Durch die Darlegungen von Dr. S. und Dr. S. in dem orthopädischen bzw. dem psychiatrischen Gutachten ist die abweichende Leistungsbeurteilung der Hausärztin Dilo-Bettermann widerlegt, zumal sie die maßgebenden Leiden auf orthopädischem und nervenärztlichem Gebiet gesehen hat. Darüber hinaus haben auch der behandelnde Orthopäde Dr. K. und die behandelnde Neurologin und Psychiaterin Dr. H. in ihrem sachverständigen Zeugenaussagen kein unter sechsstündiges Leistungsvermögen beim Kläger angenommen. Das vom Kläger vorgelegte Gutachten der Agentur für Arbeit vom 25.5.2011 stützt das Begehren des Klägers ebenfalls nicht, da darin ein vollschichtiges Leistungsvermögen des Klägers bescheinigt wird.

Eine Summierung ungewöhnlicher Leistungseinschränkungen bzw. eine spezifische Leistungsbehinderung liegt beim Kläger ebenfalls nicht vor. Der Kläger ist auch in der Lage, Arbeitsplätze aufzusuchen, zumal er nicht gehindert ist, viermal täglich über 500 m in zumutbarer Zeit (500 m in 15 bis 20 Minuten) zurückzulegen und öffentliche Verkehrsmittel zu den Hauptverkehrszeiten zu benutzen, wie die Sachverständigen übereinstimmend dargelegt haben. Der Kläger ist auch nicht gehindert, eine neue berufliche Tätigkeit aufzunehmen, zumal relevante kognitive Funktionseinschränkungen nicht vorliegen, wie sich für den Senat aus dem Gutachten von Dr. Schwarz ergibt. Der Umstand, dass der Kläger keinen offenen Arbeitsplatz findet, ist ein Risiko, das von der Arbeitsverwaltung zu tragen ist, und nicht von der Rentenversicherung (BSG SozR 2200 § 1246 Nr. 137 m.w.N.).

Dem Kläger steht auch keine Rente wegen teilweiser Erwerbsminderung bei Berufsunfähigkeit zu, wie das SG zu Recht entschieden hat.

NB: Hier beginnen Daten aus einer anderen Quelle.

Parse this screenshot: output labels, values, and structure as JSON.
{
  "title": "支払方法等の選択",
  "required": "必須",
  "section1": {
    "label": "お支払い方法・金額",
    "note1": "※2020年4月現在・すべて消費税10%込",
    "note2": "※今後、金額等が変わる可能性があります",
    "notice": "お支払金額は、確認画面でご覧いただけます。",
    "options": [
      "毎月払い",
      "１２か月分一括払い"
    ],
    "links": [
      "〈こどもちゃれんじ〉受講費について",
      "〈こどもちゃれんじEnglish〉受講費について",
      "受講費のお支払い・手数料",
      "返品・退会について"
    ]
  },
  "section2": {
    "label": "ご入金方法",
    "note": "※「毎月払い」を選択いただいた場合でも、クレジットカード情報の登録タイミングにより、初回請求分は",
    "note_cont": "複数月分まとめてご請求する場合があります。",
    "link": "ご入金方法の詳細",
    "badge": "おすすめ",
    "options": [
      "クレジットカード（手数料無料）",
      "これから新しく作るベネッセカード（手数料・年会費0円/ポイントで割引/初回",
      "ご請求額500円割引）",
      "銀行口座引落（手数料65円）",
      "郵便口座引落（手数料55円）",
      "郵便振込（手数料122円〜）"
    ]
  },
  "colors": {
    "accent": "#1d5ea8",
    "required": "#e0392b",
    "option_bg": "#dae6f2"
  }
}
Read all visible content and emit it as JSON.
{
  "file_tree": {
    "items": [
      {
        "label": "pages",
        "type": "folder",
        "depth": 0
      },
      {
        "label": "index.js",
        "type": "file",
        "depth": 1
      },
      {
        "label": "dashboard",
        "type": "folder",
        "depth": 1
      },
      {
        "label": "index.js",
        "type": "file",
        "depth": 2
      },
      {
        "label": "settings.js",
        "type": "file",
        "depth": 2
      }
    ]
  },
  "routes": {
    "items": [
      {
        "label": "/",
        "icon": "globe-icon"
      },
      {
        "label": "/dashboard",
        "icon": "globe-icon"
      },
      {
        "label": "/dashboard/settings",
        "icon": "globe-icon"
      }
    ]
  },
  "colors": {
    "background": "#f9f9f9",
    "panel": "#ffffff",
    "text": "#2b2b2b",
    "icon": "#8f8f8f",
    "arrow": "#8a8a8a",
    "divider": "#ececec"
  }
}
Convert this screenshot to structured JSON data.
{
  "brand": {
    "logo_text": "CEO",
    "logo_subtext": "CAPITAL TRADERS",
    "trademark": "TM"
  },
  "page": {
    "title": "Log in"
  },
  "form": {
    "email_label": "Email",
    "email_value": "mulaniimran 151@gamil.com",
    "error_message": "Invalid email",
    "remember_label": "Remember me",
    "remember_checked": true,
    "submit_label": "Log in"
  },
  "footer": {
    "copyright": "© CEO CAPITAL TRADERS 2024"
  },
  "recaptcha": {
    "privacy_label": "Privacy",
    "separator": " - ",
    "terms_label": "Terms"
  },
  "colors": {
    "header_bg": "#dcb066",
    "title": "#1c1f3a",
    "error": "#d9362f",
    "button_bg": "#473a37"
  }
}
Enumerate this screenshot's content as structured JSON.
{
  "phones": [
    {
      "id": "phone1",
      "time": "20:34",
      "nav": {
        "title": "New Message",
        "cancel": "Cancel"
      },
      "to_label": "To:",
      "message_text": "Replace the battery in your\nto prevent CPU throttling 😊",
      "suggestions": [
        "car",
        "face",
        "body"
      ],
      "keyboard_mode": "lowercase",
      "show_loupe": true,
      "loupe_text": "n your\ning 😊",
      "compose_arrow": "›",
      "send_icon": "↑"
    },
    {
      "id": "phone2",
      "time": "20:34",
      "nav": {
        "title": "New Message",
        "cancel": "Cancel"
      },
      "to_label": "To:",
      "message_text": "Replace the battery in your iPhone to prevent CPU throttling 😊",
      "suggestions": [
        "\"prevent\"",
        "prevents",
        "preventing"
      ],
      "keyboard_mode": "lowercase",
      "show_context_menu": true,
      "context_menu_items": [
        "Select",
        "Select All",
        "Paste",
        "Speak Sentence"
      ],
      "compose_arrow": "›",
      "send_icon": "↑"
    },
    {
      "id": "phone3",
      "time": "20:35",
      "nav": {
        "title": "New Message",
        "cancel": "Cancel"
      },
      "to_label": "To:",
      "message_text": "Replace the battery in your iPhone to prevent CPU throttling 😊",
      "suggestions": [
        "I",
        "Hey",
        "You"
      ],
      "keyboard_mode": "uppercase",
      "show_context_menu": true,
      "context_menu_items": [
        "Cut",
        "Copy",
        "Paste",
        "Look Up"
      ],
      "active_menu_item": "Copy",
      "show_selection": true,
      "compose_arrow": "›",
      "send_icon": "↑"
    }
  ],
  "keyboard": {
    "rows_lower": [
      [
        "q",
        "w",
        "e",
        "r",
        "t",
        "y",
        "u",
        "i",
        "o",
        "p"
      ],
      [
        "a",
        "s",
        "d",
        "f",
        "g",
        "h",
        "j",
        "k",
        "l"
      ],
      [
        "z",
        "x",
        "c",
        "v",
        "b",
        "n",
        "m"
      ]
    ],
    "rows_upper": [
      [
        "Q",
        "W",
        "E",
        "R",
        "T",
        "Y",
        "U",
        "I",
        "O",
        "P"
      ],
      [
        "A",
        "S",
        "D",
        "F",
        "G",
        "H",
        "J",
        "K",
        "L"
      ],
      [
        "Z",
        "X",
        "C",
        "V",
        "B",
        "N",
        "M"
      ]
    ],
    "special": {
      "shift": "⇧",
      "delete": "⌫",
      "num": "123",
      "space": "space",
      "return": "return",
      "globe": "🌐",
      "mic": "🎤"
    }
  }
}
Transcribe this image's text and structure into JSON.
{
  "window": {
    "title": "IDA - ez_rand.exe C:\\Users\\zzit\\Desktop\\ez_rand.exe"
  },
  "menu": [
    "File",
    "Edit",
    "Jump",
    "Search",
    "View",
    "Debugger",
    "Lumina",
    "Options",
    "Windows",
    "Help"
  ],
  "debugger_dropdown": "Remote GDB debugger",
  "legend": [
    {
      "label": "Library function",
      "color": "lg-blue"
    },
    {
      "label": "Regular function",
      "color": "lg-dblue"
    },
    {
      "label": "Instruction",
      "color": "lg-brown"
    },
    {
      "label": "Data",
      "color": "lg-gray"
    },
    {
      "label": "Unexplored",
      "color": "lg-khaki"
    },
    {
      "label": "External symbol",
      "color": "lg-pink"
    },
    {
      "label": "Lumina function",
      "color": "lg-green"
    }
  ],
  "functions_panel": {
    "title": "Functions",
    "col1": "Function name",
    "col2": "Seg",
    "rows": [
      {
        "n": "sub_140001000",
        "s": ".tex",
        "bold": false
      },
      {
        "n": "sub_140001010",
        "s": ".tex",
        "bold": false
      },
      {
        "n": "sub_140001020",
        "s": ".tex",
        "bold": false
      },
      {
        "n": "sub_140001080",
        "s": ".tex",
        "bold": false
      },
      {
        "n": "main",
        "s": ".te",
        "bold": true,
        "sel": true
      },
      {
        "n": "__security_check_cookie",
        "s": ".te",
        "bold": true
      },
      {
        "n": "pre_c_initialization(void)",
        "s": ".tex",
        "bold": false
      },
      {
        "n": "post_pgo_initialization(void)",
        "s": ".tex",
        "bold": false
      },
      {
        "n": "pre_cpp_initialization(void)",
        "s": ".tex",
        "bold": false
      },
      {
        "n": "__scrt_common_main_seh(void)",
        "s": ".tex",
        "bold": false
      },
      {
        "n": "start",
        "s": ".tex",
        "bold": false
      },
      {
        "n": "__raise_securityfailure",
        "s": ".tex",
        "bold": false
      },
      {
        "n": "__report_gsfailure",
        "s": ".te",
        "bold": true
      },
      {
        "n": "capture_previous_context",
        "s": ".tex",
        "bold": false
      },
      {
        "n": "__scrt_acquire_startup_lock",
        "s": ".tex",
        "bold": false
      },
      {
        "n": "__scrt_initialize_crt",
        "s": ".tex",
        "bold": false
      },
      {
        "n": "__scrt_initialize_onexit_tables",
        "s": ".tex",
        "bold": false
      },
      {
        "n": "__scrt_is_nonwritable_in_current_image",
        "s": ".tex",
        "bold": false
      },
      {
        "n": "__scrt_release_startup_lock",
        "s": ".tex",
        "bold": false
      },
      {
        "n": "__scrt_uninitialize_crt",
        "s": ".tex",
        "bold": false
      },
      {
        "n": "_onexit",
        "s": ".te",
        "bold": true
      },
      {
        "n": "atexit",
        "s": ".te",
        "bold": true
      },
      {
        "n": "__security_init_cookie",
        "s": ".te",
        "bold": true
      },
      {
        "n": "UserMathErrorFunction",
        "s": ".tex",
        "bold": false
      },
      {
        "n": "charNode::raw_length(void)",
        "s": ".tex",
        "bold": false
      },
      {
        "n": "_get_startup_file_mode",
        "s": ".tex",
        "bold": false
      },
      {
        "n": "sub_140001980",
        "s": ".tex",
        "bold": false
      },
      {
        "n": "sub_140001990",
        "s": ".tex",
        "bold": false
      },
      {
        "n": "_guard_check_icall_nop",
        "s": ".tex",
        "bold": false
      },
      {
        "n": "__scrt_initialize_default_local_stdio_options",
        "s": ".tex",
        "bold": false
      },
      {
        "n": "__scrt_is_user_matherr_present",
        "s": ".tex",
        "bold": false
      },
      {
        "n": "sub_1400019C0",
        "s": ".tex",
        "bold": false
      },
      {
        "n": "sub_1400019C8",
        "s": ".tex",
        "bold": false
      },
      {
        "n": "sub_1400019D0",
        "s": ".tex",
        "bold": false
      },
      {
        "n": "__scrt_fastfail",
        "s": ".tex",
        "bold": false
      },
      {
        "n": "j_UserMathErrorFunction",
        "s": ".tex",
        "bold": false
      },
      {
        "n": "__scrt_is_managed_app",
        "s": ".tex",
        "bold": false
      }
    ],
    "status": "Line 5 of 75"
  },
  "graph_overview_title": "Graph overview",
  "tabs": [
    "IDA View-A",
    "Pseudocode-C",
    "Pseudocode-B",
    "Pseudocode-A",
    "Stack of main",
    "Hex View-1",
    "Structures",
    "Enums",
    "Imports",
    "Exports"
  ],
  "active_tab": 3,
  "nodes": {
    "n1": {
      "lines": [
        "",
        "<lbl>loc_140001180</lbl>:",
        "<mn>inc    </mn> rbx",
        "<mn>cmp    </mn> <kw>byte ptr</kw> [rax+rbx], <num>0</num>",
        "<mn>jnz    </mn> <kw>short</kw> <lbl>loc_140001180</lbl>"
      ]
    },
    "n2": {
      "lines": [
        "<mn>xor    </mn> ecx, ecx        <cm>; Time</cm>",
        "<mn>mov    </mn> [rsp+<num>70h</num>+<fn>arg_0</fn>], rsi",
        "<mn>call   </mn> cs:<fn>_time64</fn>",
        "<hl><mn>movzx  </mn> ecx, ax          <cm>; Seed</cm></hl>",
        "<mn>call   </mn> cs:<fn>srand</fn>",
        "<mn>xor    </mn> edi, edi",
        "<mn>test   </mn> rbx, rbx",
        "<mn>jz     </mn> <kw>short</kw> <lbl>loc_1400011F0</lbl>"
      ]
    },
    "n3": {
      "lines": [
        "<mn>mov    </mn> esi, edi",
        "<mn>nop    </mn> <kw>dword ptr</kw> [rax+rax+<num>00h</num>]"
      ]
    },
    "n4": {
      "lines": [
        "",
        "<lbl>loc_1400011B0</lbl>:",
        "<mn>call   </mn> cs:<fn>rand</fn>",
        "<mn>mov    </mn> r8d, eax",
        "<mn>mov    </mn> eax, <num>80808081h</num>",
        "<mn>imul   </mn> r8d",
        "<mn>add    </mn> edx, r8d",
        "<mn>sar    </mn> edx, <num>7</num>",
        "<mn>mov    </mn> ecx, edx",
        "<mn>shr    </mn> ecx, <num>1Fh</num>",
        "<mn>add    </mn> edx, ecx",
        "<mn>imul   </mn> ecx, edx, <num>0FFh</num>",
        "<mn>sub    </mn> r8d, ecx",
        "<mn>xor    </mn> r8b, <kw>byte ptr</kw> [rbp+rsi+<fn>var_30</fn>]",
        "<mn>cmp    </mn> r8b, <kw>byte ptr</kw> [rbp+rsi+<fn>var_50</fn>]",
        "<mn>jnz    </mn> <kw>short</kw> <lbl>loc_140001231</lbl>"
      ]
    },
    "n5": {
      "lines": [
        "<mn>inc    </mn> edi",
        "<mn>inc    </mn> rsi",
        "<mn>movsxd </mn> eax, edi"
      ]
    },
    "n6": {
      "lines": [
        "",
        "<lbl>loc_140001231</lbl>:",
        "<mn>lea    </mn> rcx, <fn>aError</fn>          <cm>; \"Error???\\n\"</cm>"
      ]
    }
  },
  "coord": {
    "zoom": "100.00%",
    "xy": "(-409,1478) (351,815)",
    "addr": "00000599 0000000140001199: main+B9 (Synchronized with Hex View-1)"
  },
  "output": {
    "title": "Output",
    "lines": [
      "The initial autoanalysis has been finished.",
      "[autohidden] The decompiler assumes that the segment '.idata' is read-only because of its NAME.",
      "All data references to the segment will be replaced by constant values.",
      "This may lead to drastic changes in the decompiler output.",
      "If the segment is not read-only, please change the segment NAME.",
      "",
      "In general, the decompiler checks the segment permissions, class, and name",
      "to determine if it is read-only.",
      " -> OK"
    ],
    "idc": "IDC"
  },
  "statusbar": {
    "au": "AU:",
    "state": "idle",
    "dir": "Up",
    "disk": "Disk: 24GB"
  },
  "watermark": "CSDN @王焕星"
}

Für die in der Bundesrepublik Deutschland zuletzt ausgeübte Tätigkeit als Staplerfahrer und Lagerarbeiter hat der Kläger keine Facharbeiterausbildung und keine länger als ein Jahr dauernde Einarbeitung benötigt. Als allenfalls angelernter Arbeiter des unteren Bereichs ist der Kläger somit auf sämtliche Tätigkeiten des allgemeinen Arbeitsmarkt sozial zumutbar verweisbar, soweit sie ihm gesundheitlich zumutbar sind bzw. mit dem oben beschriebenen Leistungsvermögen übereinstimmen.

Nach alledem war das angefochtene Urteil des SG nicht zu beanstanden. Die Berufung des Klägers musste deswegen zurückgewiesen werden.

Die Kostenentscheidung beruht auf § 193 SGG.

Gründe für eine Zulassung der Revision liegen nicht vor.